たとえば、猫が台所で皿をぺろっと舐めていたのを目撃した人がいたとして、その場にいたというだけで「悪さをした」と誤解されてしまう。
そんなイメージから生まれた言い回しです。
語源は江戸時代からあるとされ、猫という生き物の
「こっそり行動する」
「後に証拠を残さない」
ような特徴が反映されています。
猫好きなら思わず「あるある」と頷いてしまうかもしれません。
どんな場面で使うことわざ?
このことわざは、次のような場面で使われます。
- 自分に心当たりのないことで責められたとき
- 他人のミスの責任をなぜか自分が負う羽目になったとき
- 誤解されやすい性格・立場により、不利な扱いを受けたとき
日常の中で感じる小さな不公平や誤解。
それを少しユーモラスに、そして皮肉を込めて表現できるのがこの諺の魅力です。
使用例3選
例1:会社でのトラブルにて
「あのシステムの不具合、たまたま私がログインしてただけなのに、私のせいにされたの。もう、皿嘗めた猫が科を負う状態よ」
例2:家庭内の小さな誤解
「冷蔵庫のプリン、誰か食べたでしょって怒られたけど、私は匂い嗅いだだけなんだよ…皿嘗めた猫が科を負うってこういうことか…」
例3:学校での責任問題
「グループで作業してて、なぜか私が全部やってなかったことになってて先生に叱られた…まるで皿嘗めた猫が科を負うみたいだったよ」
なぜ「猫」なのか?猫が持つイメージとの関係
猫という動物は、とても賢く、好奇心旺盛で、時にいたずら好き。
ですが、悪気があって何かをしたというより、
「そこにあったからやった」
的な行動が多いですよね。
また、人に見られることなくこっそり何かをするのも得意。
そうした性質が、「証拠が残らない→でも疑われる」という構図を生み出します。
だからこそこの諺では、まさに猫が象徴的に使われているのです。
猫好きとしては、
「うちの子ならやりかねないけど、だからって責めるのはちょっと…」
と笑ってしまうかもしれません。
まとめ
「皿嘗めた猫が科を負う」は、無実なのに責任を負わされる理不尽な状況を、猫の行動になぞらえて表現したことわざです。

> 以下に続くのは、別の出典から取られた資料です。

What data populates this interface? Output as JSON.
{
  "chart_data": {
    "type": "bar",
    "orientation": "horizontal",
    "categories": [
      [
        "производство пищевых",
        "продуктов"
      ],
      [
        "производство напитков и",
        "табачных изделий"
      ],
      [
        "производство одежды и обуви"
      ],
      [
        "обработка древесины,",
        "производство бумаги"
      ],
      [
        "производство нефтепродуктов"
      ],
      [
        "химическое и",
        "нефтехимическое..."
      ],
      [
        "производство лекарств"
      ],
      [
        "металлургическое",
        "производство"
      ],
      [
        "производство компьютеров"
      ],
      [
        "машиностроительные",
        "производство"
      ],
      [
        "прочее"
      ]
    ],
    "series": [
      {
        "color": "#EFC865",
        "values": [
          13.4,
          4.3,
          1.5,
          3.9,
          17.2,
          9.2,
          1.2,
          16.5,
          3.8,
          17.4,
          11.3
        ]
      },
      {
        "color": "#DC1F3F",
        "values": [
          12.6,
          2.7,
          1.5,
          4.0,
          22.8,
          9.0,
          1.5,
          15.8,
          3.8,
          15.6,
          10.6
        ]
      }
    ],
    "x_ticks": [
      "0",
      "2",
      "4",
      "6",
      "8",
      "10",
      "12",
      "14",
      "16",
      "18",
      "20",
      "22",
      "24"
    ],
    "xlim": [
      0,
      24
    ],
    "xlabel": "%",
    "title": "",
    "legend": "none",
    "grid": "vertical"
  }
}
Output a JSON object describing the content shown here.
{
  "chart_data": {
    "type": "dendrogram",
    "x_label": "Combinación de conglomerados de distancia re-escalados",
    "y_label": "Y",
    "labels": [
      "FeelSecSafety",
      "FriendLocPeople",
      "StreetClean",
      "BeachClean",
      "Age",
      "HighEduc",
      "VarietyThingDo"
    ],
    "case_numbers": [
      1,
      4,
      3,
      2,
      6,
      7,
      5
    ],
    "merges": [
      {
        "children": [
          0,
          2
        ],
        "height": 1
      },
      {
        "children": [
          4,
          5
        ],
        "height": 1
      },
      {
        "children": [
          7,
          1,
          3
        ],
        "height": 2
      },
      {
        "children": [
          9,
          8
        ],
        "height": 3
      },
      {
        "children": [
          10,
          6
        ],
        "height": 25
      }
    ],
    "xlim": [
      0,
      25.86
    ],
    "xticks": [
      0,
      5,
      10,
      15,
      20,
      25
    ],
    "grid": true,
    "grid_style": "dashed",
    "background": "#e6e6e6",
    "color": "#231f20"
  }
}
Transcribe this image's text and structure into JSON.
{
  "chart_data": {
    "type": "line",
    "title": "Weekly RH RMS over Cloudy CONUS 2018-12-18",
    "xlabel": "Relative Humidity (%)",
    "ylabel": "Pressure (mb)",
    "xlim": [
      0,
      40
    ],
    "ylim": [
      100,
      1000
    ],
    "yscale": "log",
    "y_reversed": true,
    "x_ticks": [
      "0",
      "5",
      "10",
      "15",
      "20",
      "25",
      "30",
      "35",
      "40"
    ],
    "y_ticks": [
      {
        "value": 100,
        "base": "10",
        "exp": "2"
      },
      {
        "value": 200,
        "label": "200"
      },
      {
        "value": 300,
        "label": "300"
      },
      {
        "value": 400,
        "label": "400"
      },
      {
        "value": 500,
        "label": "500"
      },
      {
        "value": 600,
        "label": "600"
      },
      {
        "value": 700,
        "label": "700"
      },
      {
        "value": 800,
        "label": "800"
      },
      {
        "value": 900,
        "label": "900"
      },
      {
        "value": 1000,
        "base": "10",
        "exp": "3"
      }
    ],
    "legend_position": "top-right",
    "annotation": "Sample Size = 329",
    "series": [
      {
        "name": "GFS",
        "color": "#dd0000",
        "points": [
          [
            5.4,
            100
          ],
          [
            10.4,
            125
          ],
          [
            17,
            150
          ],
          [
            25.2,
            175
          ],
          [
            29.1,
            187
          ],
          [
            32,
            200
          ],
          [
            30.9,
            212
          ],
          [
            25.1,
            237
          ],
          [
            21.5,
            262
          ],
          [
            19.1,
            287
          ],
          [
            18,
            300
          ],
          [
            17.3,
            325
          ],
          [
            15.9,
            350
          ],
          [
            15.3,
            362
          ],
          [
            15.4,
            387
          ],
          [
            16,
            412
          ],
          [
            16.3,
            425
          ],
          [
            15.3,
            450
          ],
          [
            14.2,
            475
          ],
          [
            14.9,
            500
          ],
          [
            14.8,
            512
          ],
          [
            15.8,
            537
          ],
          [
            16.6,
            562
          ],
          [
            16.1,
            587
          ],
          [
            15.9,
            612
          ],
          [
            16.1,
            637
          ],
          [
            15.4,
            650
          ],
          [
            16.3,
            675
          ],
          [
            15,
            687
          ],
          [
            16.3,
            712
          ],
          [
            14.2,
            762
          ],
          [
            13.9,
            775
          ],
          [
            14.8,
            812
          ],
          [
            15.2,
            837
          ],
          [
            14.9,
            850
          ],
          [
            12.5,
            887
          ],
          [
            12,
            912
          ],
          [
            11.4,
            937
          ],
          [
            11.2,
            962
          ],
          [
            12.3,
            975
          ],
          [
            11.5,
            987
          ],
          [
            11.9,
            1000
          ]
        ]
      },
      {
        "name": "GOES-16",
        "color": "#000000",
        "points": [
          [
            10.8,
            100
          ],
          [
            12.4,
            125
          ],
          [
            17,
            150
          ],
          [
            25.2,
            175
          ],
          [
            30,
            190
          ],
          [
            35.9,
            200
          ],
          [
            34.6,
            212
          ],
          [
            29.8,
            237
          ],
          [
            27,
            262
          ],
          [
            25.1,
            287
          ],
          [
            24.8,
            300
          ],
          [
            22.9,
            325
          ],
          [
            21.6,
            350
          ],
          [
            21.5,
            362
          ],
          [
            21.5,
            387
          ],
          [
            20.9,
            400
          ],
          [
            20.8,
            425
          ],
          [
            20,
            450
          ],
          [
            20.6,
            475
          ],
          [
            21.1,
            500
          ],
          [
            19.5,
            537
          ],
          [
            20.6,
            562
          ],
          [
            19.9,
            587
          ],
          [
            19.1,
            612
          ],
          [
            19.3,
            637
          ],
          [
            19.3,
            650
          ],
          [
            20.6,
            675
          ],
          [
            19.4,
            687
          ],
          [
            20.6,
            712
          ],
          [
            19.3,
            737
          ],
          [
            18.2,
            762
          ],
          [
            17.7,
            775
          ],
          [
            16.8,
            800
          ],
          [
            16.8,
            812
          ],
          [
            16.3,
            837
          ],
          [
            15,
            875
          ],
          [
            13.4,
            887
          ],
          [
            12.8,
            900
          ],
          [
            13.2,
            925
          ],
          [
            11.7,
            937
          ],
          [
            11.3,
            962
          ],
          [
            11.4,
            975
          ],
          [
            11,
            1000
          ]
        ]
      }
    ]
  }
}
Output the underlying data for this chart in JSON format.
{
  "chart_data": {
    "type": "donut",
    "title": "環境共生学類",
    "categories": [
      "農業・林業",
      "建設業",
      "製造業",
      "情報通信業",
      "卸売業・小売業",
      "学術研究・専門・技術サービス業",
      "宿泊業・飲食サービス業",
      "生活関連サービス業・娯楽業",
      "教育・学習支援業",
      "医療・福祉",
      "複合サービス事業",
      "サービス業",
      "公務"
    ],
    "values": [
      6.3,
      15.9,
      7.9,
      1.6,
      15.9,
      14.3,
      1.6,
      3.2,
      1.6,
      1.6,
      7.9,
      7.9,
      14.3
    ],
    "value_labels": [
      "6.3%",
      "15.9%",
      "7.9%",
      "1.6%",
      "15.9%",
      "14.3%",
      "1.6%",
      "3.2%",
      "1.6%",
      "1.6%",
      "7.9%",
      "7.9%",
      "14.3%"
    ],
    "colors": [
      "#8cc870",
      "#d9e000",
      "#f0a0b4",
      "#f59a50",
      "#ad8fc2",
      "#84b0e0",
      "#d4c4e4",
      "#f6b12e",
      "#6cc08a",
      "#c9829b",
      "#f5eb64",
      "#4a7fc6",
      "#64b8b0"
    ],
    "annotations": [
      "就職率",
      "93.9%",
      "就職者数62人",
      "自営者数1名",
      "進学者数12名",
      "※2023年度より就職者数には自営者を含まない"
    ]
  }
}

濡れ衣を着せられる悔しさ、不公平さは、誰しも一度は感じたことがあるはず。
そんなときにこの言葉を思い出せば、少しだけ気持ちが軽くなるかもしれません。
そして、猫がふと見せる無邪気な仕草の中にも、この諺のような“含蓄”があると感じることができたら、猫との暮らしがまた一段と愛おしく感じられるでしょう。